Decision Choice Reasoning
Report format Static HTML over live dashboard Zero cost, no server, sufficient for current use. Live dashboard is premature optimization
Collapsible sections <details>/<summary> with inline summaries Reduces page scroll dramatically; inline signal counts in headers enable triage without expanding
Opportunity framing "Risk-adjusted potential" not "low risk/high yield" Honest framing — every return carries commensurate risk; language shapes decision-making
Market coverage Sector ETFs over individual stock expansion One ETF per sector captures aggregate trends of hundreds of stocks efficiently
Opportunities default open Only section open by default in HTML Most actionable content should be visible immediately; data tables can be explored on demand

Lessons Learned (additions)

  • Static beats live for v1. A static HTML file is the right first output. It can be generated on-demand, saved, compared across dates, and requires zero infrastructure. Move to live only when real-time updates have clear value.

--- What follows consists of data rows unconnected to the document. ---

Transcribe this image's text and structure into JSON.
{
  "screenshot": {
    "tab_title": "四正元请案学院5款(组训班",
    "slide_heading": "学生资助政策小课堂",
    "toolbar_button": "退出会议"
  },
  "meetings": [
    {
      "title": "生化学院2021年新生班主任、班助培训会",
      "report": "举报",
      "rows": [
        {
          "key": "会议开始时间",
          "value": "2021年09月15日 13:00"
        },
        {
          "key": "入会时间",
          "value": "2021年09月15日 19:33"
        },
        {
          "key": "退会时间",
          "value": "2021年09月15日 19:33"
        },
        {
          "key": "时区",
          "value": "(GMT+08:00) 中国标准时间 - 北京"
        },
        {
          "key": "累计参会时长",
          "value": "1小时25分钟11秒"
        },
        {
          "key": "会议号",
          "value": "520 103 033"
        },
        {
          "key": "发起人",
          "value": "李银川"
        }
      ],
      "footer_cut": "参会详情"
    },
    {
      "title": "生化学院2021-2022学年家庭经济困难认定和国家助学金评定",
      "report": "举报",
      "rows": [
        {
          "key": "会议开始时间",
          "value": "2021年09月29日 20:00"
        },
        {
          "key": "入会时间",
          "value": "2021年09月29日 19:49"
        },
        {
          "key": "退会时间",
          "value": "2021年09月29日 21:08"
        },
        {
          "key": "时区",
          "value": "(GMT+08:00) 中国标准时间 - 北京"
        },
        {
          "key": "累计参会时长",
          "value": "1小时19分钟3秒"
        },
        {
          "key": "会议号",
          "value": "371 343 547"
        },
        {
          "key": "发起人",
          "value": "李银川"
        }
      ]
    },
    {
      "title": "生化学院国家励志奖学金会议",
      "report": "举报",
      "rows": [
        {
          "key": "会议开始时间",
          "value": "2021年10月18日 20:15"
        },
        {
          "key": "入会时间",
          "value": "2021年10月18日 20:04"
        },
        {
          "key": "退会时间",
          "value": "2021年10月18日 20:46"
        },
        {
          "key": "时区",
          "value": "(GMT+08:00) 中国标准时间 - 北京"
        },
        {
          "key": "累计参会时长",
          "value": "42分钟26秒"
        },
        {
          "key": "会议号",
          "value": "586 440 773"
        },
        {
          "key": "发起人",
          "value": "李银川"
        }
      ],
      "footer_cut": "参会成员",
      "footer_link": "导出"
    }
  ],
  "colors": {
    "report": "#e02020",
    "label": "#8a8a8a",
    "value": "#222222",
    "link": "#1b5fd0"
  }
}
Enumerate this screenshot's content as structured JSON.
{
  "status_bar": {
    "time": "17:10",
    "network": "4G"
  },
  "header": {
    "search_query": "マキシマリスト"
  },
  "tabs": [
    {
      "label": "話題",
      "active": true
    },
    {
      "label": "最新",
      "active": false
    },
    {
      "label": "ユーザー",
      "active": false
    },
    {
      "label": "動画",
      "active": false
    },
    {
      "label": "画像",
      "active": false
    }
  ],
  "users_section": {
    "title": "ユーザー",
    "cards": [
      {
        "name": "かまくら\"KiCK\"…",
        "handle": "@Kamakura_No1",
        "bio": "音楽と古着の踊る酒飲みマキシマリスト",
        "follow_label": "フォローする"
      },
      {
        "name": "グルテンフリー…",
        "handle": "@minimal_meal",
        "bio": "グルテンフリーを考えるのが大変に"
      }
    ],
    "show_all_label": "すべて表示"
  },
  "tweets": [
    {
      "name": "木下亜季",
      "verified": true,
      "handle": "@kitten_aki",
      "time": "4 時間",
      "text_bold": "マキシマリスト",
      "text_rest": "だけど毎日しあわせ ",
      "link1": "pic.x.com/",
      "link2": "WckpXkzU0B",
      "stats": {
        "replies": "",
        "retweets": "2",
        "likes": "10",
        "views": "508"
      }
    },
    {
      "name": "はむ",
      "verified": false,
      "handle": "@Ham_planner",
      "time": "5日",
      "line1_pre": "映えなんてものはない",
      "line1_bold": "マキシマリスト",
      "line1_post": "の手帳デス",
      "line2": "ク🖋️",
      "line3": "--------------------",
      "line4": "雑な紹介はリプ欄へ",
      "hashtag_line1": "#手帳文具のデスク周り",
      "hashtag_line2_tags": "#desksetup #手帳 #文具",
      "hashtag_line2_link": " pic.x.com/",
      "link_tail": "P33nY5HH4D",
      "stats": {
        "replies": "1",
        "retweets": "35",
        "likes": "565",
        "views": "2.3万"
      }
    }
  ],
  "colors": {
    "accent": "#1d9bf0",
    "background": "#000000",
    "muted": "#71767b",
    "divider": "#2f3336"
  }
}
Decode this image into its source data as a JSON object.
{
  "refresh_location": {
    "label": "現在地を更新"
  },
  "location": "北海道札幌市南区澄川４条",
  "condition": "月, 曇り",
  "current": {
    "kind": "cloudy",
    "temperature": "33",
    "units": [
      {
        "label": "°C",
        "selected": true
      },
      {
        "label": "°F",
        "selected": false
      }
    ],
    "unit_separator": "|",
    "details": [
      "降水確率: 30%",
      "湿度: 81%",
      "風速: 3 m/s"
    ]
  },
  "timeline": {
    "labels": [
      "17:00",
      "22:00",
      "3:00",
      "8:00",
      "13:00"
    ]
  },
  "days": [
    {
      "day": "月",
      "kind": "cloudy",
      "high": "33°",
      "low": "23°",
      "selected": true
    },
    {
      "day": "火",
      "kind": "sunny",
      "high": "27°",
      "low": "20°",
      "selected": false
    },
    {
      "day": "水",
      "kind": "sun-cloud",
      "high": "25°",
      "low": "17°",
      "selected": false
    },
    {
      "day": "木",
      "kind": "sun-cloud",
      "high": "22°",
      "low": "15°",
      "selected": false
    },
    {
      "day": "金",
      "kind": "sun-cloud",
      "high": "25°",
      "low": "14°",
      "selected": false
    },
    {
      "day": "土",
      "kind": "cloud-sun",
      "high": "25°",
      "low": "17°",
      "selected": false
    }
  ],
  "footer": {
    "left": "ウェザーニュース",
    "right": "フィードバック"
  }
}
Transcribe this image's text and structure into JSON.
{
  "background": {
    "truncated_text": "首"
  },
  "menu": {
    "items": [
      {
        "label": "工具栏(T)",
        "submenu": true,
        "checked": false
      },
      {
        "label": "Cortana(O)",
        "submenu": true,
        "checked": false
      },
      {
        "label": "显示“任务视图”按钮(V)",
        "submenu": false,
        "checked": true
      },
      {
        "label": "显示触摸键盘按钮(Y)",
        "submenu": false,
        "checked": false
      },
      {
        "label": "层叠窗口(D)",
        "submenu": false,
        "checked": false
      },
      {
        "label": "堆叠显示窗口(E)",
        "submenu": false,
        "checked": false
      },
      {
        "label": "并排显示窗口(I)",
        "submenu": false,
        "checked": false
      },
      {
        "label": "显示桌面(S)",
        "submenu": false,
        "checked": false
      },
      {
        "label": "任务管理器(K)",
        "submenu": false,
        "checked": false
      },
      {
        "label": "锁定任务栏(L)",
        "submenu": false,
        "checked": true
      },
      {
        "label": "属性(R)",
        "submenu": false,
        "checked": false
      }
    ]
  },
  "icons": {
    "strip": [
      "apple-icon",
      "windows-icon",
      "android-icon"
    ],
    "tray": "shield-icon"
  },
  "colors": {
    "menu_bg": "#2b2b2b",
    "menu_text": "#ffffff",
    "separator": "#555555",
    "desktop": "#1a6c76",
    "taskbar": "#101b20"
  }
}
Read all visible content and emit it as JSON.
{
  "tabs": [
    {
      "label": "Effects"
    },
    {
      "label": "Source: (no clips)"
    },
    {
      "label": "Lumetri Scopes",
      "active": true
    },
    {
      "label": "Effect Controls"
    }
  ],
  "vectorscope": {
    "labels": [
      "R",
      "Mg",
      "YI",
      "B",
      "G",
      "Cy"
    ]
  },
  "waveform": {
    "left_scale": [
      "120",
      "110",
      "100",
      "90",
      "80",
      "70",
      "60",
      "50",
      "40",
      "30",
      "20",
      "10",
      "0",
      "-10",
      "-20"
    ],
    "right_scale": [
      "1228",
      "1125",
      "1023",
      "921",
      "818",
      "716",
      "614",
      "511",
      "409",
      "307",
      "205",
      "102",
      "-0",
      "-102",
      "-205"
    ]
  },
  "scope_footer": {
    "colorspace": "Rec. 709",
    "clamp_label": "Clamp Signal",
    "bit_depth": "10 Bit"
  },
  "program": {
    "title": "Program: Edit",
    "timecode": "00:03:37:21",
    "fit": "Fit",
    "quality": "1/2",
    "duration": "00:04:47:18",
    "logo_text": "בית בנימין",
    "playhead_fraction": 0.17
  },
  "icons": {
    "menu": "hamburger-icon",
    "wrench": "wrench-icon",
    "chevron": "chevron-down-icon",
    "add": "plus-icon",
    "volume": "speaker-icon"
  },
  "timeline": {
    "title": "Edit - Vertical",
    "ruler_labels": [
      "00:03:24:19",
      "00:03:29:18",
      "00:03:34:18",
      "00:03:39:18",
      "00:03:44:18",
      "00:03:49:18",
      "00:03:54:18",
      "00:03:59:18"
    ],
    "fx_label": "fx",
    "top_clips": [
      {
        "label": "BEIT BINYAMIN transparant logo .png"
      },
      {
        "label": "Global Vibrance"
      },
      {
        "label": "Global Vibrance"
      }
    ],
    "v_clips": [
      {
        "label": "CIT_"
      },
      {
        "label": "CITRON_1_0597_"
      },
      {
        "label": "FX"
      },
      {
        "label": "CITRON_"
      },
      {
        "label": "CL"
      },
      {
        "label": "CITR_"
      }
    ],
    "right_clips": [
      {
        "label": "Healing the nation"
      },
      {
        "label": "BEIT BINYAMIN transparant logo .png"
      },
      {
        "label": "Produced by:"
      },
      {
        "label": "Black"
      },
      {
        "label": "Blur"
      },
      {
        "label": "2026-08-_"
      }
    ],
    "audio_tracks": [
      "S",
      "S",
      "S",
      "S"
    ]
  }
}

  • Sector ETFs are the 80/20 of market coverage. 11 SPDR Select Sector ETFs cover the entire economy. Adding them took 2 minutes of config and immediately surfaced sector rotation insights the system couldn't see before.
  • Inline summaries in collapsible headers are high-value UX. Showing "Macro — 2 critical, 1 warning" in the header lets users triage without expanding. The summary IS the insight for most users; the detail is for deep-diving.
  • f-string HTML generation works surprisingly well at this scale. No need for Jinja2 or a template engine when the HTML structure is predictable. Functions per section keep it modular. Only consider templates when the rendering logic gets complex or when non-developers need to edit templates.
  • Watchlist curation matters more than size. Going from 10 mega-caps to 26 stocks + 17 ETFs meaningfully expanded coverage, but each addition was deliberate (mid-cap growth, small-cap disruptors, sector ETFs). Random expansion adds noise.